Basics of Software Vulnerabilities

Aug 16, 2024 · 2265 words · 11 minute read

Also could have been called “The things that probably should have been more obvious to me regarding software vulnerabilities than they ended up being.” I’ve spent more time than I’d prefer to admit trying to wrap my head around some of these concepts, so maybe this will help someone else.

From the perspective of gathering scan results and acting on them for the benefit of the orgainzation.

Common Vulnerabilities and Exposures (CVE) 🔗

TL;DR: Public catalog of software vulnerabilities.

CVEs are the backbone of talking about software vulnerabilities. This is essentially public numbering system and catalog to give us all a single point of reference when talking about a vulnerability. So instead of every vulnerability needing its own special name, such as Log4Shell, the vulnerability in Log4J from December 2021, we can reference CVE-2021-44228, and we all know we’re talking about the same vulnerability.

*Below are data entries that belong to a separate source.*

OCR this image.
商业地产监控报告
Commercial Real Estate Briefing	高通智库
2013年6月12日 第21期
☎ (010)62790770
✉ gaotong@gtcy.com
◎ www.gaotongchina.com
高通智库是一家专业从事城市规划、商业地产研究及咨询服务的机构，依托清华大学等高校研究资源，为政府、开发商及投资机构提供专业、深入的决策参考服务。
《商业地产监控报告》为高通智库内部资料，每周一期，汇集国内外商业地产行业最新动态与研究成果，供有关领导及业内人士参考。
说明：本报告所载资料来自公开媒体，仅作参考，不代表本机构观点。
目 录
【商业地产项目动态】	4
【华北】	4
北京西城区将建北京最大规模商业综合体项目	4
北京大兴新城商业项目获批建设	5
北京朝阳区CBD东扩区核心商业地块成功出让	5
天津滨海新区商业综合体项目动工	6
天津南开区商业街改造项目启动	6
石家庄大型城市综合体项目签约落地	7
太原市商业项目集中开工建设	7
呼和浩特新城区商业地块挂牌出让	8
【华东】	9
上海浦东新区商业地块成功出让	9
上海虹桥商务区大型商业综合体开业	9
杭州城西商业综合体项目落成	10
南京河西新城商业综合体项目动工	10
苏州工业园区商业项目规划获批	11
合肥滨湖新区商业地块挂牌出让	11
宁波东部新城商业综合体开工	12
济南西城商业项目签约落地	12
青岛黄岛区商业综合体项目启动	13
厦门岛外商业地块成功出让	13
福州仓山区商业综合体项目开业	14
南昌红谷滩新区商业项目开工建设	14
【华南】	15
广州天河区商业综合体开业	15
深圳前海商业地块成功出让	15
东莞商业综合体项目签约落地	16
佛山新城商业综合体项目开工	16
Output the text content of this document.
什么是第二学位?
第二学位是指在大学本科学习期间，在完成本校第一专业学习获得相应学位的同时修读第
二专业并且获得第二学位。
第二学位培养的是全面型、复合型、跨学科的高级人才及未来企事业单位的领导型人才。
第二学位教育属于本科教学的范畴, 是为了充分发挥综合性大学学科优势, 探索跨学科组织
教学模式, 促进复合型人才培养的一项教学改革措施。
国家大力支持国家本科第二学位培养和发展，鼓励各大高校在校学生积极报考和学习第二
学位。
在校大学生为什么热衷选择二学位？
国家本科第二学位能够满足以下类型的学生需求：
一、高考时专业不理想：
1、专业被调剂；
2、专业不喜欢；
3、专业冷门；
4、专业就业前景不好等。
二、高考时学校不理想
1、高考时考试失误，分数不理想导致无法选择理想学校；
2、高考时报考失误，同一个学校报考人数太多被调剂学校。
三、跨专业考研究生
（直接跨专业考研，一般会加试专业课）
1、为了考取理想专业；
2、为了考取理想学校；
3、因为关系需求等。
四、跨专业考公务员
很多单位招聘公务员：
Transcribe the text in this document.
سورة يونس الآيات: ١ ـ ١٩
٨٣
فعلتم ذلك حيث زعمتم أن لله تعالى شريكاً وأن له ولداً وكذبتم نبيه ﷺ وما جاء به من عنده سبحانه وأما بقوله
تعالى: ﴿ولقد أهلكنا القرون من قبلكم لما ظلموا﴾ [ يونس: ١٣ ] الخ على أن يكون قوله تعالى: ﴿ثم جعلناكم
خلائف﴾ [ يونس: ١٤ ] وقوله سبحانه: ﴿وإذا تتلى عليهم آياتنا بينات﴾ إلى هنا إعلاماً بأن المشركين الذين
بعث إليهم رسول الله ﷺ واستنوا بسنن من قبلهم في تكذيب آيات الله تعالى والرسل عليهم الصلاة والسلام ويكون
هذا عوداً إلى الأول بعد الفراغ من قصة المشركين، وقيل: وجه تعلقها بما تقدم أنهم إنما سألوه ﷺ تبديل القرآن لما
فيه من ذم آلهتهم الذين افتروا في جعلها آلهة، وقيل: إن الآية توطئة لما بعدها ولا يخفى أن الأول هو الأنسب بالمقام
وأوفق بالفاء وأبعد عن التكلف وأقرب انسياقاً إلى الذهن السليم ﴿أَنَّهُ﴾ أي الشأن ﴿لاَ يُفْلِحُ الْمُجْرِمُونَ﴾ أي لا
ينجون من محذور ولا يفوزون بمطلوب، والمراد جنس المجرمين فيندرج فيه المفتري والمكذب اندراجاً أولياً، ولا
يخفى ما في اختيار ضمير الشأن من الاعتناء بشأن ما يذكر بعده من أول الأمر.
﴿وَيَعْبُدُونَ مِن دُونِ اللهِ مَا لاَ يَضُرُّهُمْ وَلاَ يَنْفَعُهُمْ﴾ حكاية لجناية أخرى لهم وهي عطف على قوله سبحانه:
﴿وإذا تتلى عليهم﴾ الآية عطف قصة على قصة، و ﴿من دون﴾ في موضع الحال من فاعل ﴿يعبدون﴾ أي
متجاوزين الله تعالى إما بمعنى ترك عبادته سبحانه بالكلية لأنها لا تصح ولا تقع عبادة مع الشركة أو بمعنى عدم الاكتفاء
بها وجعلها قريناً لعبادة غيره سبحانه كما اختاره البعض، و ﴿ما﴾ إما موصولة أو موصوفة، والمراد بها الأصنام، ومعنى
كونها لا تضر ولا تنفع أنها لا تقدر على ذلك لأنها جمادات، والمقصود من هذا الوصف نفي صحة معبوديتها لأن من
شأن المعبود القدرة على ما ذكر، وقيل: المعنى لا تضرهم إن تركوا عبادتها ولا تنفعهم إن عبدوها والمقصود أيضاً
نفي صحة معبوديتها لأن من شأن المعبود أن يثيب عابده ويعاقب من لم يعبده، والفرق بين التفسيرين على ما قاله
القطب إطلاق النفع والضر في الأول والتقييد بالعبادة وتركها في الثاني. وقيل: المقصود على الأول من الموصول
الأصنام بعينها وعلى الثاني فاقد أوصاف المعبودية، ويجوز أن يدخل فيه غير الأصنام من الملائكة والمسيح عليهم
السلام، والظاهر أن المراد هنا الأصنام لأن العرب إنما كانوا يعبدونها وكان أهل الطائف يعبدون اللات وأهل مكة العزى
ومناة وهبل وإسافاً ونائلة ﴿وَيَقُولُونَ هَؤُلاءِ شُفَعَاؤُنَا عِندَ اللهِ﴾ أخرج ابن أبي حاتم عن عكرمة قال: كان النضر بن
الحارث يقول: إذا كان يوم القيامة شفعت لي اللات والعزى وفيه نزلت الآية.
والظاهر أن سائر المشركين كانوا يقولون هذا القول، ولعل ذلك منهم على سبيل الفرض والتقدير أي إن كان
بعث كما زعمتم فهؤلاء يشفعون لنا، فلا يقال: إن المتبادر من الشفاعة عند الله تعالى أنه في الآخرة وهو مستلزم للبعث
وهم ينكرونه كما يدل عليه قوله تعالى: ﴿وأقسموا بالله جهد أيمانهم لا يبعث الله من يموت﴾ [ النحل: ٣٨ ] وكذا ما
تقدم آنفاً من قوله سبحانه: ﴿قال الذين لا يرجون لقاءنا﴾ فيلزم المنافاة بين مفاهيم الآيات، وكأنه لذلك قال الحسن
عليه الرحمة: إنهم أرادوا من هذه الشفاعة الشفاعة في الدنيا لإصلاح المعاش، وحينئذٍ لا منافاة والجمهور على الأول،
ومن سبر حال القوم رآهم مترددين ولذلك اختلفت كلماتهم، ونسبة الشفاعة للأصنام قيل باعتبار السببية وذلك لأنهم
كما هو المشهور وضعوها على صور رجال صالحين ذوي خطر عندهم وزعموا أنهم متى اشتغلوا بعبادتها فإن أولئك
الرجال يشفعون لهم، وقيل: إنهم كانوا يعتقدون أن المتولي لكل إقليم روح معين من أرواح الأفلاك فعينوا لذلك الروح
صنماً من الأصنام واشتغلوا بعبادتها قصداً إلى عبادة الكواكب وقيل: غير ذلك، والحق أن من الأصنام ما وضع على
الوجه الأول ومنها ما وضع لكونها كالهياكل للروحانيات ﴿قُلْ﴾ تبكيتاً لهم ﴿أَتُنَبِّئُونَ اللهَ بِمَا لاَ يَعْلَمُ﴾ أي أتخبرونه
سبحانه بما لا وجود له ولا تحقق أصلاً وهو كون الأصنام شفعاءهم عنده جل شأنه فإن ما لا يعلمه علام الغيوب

I’m not going to assume I know the history of the CVE system or how they get created, and ultimately for my role, I’m not very interested in understanding this. However, I felt overwhelmed trying to understand where to look for “source material,” and therefore I think it’s useful to know a couple key names you’ll encounter when researching a vulnerability and their role:

MITRE Corporation maintains the CVE system. While there are several CVE Numbering Authorities (CNAs), I think MITRE is the coordinating entity.
The National Vulnerability Database (NVD), is what many auditing bodies, especially from the government, expect to see your data sourced from. NVD enriches the CVE data, generally with CVSS, CWE, and CPE.

NVD is the common source for CVE data and enrichment (for now), and for some auditing bodies, such as FedRAMP, it’s required to source NVD data. If you need information about a CVE, NVD should usually be your first stop, although it’s imperfect.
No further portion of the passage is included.